After a couple seconds of that, I shoved the shopping cart into the wall at an angle and knelt down to make the third side of a triangle with my body, pushing Will down to sit on the bit of floor inside. Since it’s illegal to spank in New Zealand and we were in a VERY public place, I was paranoid not to do anything that could get me arrested! He’s screaming at the top of his lungs, hitting and kicking me, trying to crawl past me the whole time. I just stayed as outwardly calm and emotionless as I could, and kept pushing him down into that little space with one hand on his chest, holding on to Ben with the other (who of course was starting to stir and fuss by this time, poor little guy). I just kept saying, “You have to get in the cart, William, you have to get in the cart. You have to obey Mommy. We’re going to sit here until you’re ready to obey.”

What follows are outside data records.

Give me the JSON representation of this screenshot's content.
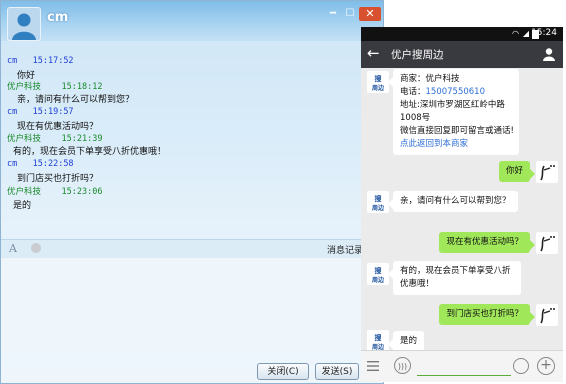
{
  "desktop": {
    "contact_name": "cm",
    "messages": [
      {
        "sender": "cm",
        "time": "15:17:52",
        "text": "你好"
      },
      {
        "sender": "优户科技",
        "time": "15:18:12",
        "text": "亲，请问有什么可以帮到您？"
      },
      {
        "sender": "cm",
        "time": "15:19:57",
        "text": "现在有优惠活动吗？"
      },
      {
        "sender": "优户科技",
        "time": "15:21:39",
        "text": "有的，现在会员下单享受八折优惠哦！"
      },
      {
        "sender": "cm",
        "time": "15:22:58",
        "text": "到门店买也打折吗？"
      },
      {
        "sender": "优户科技",
        "time": "15:23:06",
        "text": "是的"
      }
    ],
    "history_label": "消息记录",
    "close_button": "关闭(C)",
    "send_button": "发送(S)",
    "colors": {
      "self_meta": "#1f3fd6",
      "business_meta": "#1a8a2a"
    }
  },
  "mobile": {
    "status_time": "15:24",
    "chat_title": "优户搜周边",
    "business_card": {
      "merchant": "商家：优户科技",
      "phone_label": "电话：",
      "phone": "15007550610",
      "address_line1": "地址:深圳市罗湖区红岭中路",
      "address_line2": "1008号",
      "note": "微信直接回复即可留言或通话!",
      "link": "点此返回到本商家"
    },
    "messages": [
      {
        "from": "user",
        "text": "你好"
      },
      {
        "from": "business",
        "text": "亲，请问有什么可以帮到您？"
      },
      {
        "from": "user",
        "text": "现在有优惠活动吗？"
      },
      {
        "from": "business",
        "text_line1": "有的，现在会员下单享受八折",
        "text_line2": "优惠哦！"
      },
      {
        "from": "user",
        "text": "到门店买也打折吗？"
      },
      {
        "from": "business",
        "text": "是的"
      }
    ],
    "colors": {
      "header": "#393a3f",
      "user_bubble": "#a0e75a",
      "link": "#2f6fd6"
    }
  }
}
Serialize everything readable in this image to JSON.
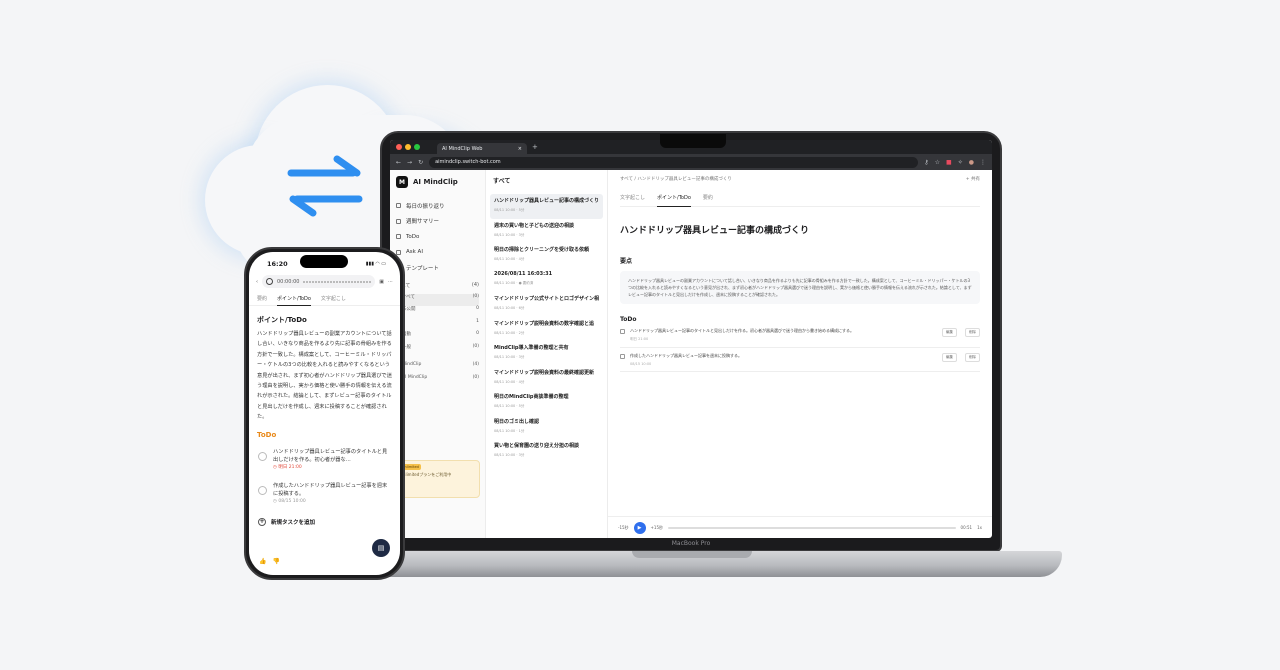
{
  "colors": {
    "background": "#f4f5f7",
    "sync_blue": "#2f8ff0",
    "todo_orange": "#e8891a",
    "play_blue": "#2f6fed"
  },
  "browser": {
    "tab_title": "AI MindClip Web",
    "url": "aimindclip.switch-bot.com"
  },
  "app": {
    "brand": "AI MindClip",
    "brand_logo": "M",
    "nav": [
      "毎日の振り返り",
      "週間サマリー",
      "ToDo",
      "Ask AI",
      "テンプレート"
    ],
    "section_head": {
      "label": "すべて",
      "count": "(4)"
    },
    "sidebar_rows": [
      {
        "label": "すべて",
        "count": "(0)"
      },
      {
        "label": "未公開",
        "count": "0"
      },
      {
        "label": "",
        "count": "1"
      },
      {
        "label": "自動",
        "count": "0"
      },
      {
        "label": "一般",
        "count": "(0)"
      },
      {
        "label": "MindClip",
        "count": "(4)"
      },
      {
        "label": "AI MindClip",
        "count": "(0)"
      }
    ],
    "promo": {
      "badge": "Unlimited",
      "text": "Unlimitedプランをご利用中"
    },
    "list_header": "すべて",
    "list_items": [
      {
        "title": "ハンドドリップ器具レビュー記事の構成づくり",
        "date": "08/11 10:00 · 5分"
      },
      {
        "title": "週末の買い物と子どもの送迎の相談",
        "date": "08/11 10:00 · 3分"
      },
      {
        "title": "明日の掃除とクリーニングを受け取る依頼",
        "date": "08/11 10:00 · 4分"
      },
      {
        "title": "2026/08/11 16:03:31",
        "date": "08/11 10:00 · ● 要約済"
      },
      {
        "title": "マインドドリップ公式サイトとロゴデザイン相談",
        "date": "08/11 10:00 · 6分"
      },
      {
        "title": "マインドドリップ説明会資料の数字確認と追",
        "date": "08/11 10:00 · 2分"
      },
      {
        "title": "MindClip導入準備の整理と共有",
        "date": "08/11 10:00 · 3分"
      },
      {
        "title": "マインドドリップ説明会資料の最終確認更新",
        "date": "08/11 10:00 · 4分"
      },
      {
        "title": "明日のMindClip商談準備の整理",
        "date": "08/11 10:00 · 5分"
      },
      {
        "title": "明日のゴミ出し確認",
        "date": "08/11 10:00 · 1分"
      },
      {
        "title": "買い物と保育園の送り迎え分担の相談",
        "date": "08/11 10:00 · 3分"
      }
    ],
    "detail": {
      "breadcrumb": "すべて / ハンドドリップ器具レビュー記事の構成づくり",
      "share": "+ 共有",
      "tabs": [
        "文字起こし",
        "ポイント/ToDo",
        "要約"
      ],
      "title": "ハンドドリップ器具レビュー記事の構成づくり",
      "summary_label": "要点",
      "summary": "ハンドドリップ器具レビューの副業アカウントについて話し合い、いきなり商品を作るよりも先に記事の骨組みを作る方針で一致した。構成案として、コーヒーミル・ドリッパー・ケトルの3つの比較を入れると読みやすくなるという意見が出され、まず初心者がハンドドリップ器具選びで迷う理由を説明し、実から価格と使い勝手の情報を伝える流れが示された。結論として、まずレビュー記事のタイトルと見出しだけを作成し、週末に投稿することが確認された。",
      "todo_label": "ToDo",
      "todos": [
        {
          "text": "ハンドドリップ器具レビュー記事のタイトルと見出しだけを作る。初心者が器具選びで迷う理由から書き始める構成にする。",
          "sub": "明日 21:00",
          "btn1": "編集",
          "btn2": "削除"
        },
        {
          "text": "作成したハンドドリップ器具レビュー記事を週末に投稿する。",
          "sub": "08/15 10:00",
          "btn1": "編集",
          "btn2": "削除"
        }
      ],
      "player": {
        "rewind": "-15秒",
        "forward": "+15秒",
        "time": "00:51",
        "speed": "1x"
      }
    }
  },
  "laptop_label": "MacBook Pro",
  "phone": {
    "time": "16:20",
    "player_time": "00:00:00",
    "tabs": [
      "要約",
      "ポイント/ToDo",
      "文字起こし"
    ],
    "heading": "ポイント/ToDo",
    "body": "ハンドドリップ器具レビューの副業アカウントについて話し合い、いきなり商品を作るより先に記事の骨組みを作る方針で一致した。構成案として、コーヒーミル・ドリッパー・ケトルの3つの比較を入れると読みやすくなるという意見が出され、まず初心者がハンドドリップ器具選びで迷う理由を説明し、実から価格と使い勝手の情報を伝える流れが示された。結論として、まずレビュー記事のタイトルと見出しだけを作成し、週末に投稿することが確認された。",
    "todo_heading": "ToDo",
    "todos": [
      {
        "text": "ハンドドリップ器具レビュー記事のタイトルと見出しだけを作る。初心者が器な…",
        "due": "◷ 明日 21:00"
      },
      {
        "text": "作成したハンドドリップ器具レビュー記事を週末に投稿する。",
        "due": "◷ 08/15 10:00"
      }
    ],
    "add_task": "新規タスクを追加"
  }
}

So here we are, on the floor in the middle of the mall, no sign of Will calming down, I’m not making eye contact with any of the passersby, mortified that it’s actually MY child making the horrible scene, my knees are aching, and panic is starting to rise in my heart because I truthfully felt I could not physically force him into the cart without him hurting Ben, and nowhere else to put Ben… Boy, was I praying hard!!! And, of course, I had left my cell phone at home so I couldn’t call James for reinforcements!

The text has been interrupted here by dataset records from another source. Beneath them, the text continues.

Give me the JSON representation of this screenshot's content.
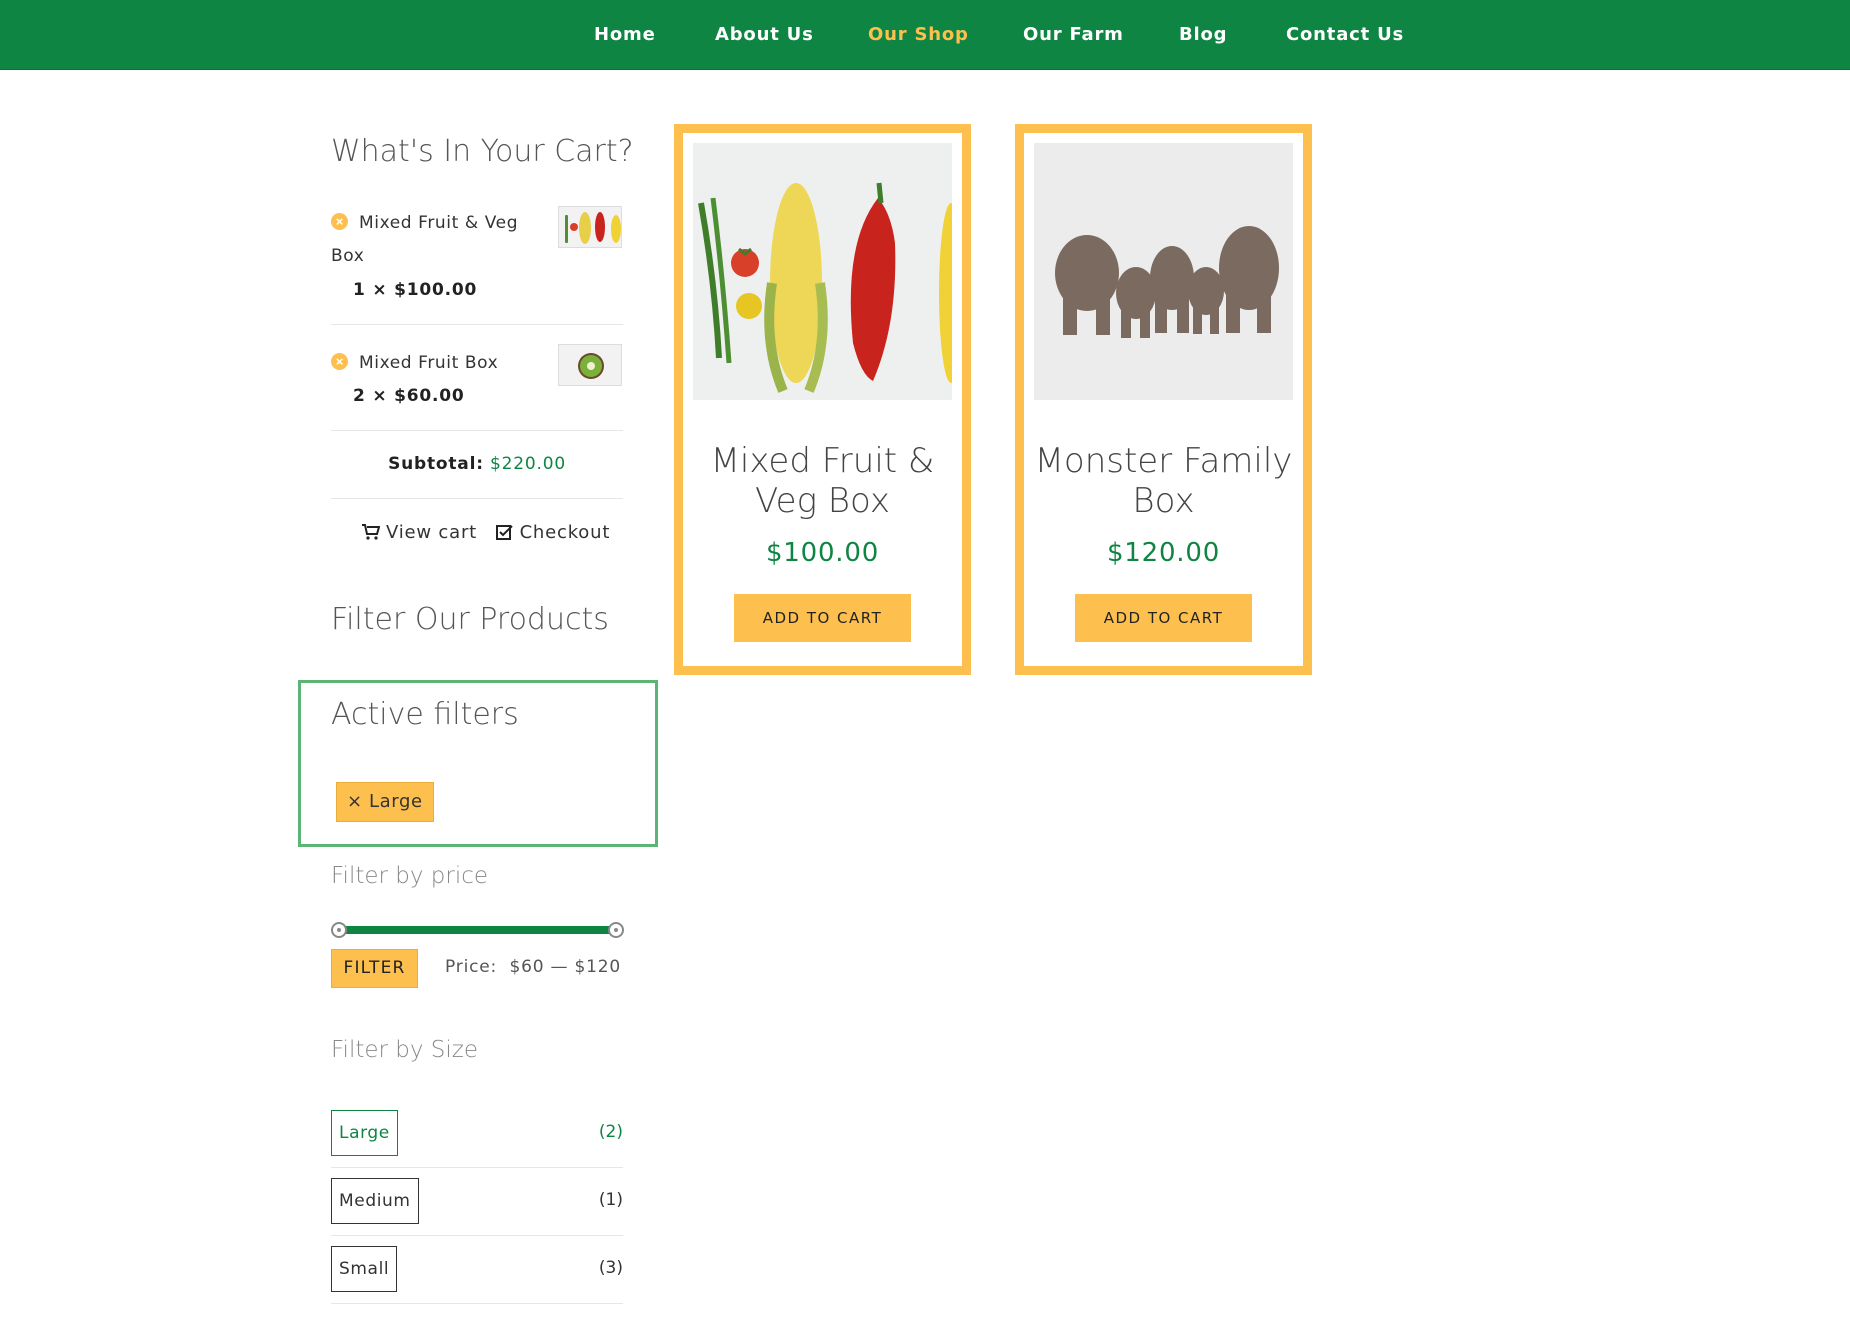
{
  "nav": {
    "items": [
      {
        "label": "Home",
        "active": false
      },
      {
        "label": "About Us",
        "active": false
      },
      {
        "label": "Our Shop",
        "active": true
      },
      {
        "label": "Our Farm",
        "active": false
      },
      {
        "label": "Blog",
        "active": false
      },
      {
        "label": "Contact Us",
        "active": false
      }
    ]
  },
  "cart": {
    "title": "What's In Your Cart?",
    "items": [
      {
        "name_line1": "Mixed Fruit & Veg",
        "name_line2": "Box",
        "qty": "1 × $100.00",
        "thumb_icon": "vegetables-thumbnail"
      },
      {
        "name_line1": "Mixed Fruit Box",
        "qty": "2 × $60.00",
        "thumb_icon": "kiwi-thumbnail"
      }
    ],
    "subtotal_label": "Subtotal:",
    "subtotal_value": "$220.00",
    "view_cart_label": "View cart",
    "checkout_label": "Checkout"
  },
  "filters": {
    "title": "Filter Our Products",
    "active_title": "Active filters",
    "active_chip": "× Large",
    "price_title": "Filter by price",
    "filter_button": "FILTER",
    "price_prefix": "Price:",
    "price_range": "$60 — $120",
    "size_title": "Filter by Size",
    "sizes": [
      {
        "label": "Large",
        "count": "(2)",
        "selected": true
      },
      {
        "label": "Medium",
        "count": "(1)",
        "selected": false
      },
      {
        "label": "Small",
        "count": "(3)",
        "selected": false
      }
    ]
  },
  "products": [
    {
      "title_line1": "Mixed Fruit &",
      "title_line2": "Veg Box",
      "price": "$100.00",
      "button": "ADD TO CART",
      "image_icon": "vegetables-photo"
    },
    {
      "title_line1": "Monster Family",
      "title_line2": "Box",
      "price": "$120.00",
      "button": "ADD TO CART",
      "image_icon": "elephants-photo"
    }
  ],
  "colors": {
    "brand_green": "#0e8542",
    "accent_yellow": "#fdc04f",
    "active_filter_border": "#5cb574"
  }
}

Finally, at my wits end, when it looked like this could go on indefinitely, I just stood up, prayed for strength, grabbed Will around the torso with my free hand, pushed the shopping cart with the other, and practically dove the last few yards to the conveyor belt up to the car park. Right in front of the conveyor belt, I somehow superhumanly swung him up into the cart and forced his legs through the holes (he’s still screaming at the top of his lungs and resisting me with all his strength), muttering threats about spankings under my breath that I hoped no one else could hear…
As soon as he was in the cart with no where to go, he kept crying for a minute or so, but by the time we got to the car he had settled down. I just left him sitting outside in the cart while I sat down shakily in the front seat to nurse Ben. Praise God, right at that moment I saw James sprinting toward us, and as soon as I saw him I burst into tears! I blurted out the whole thing, and he felt so terrible for not being there, but it was nobody’s fault. I volunteered to go on my own, and the whole thing would never have happened if I had just made Will stay in the cart the whole time.
James put groceries and belligerent toddler in the car while I nursed Ben and calmed down. When Will got in his carseat and saw me crying, he immediately started saying to “Sorry, Mom… sorry, Mom…” which ordinarily would have melted my heart, but I do have to say, I was so upset with him that it took me a minute and a prayer to be able to say, “I forgive you, William”. I was so furious with him! I felt so humiliated, helpless, panicky, like my hands were tied, like a terrible disciplinarian… Oh man, the emotions were running high! James and I both agreed together that it’s almost better not to give him any treats at all, his behavior is so terrible afterwards– he just cannot tear himself away from anything, and one is never enough.
- At the supermarket, put both kids in cart, not on you!
- Better to endure the noise of a contained toddler, than deal with the noise and challenge of containing said toddler!
- Don’t go to busy supermarkets in malls on the busiest night of the week!! And definitely don’t go when you’ve missed your nap and it’s already 5pm. In fact, just don’t go shopping with children at all. Much better to starve.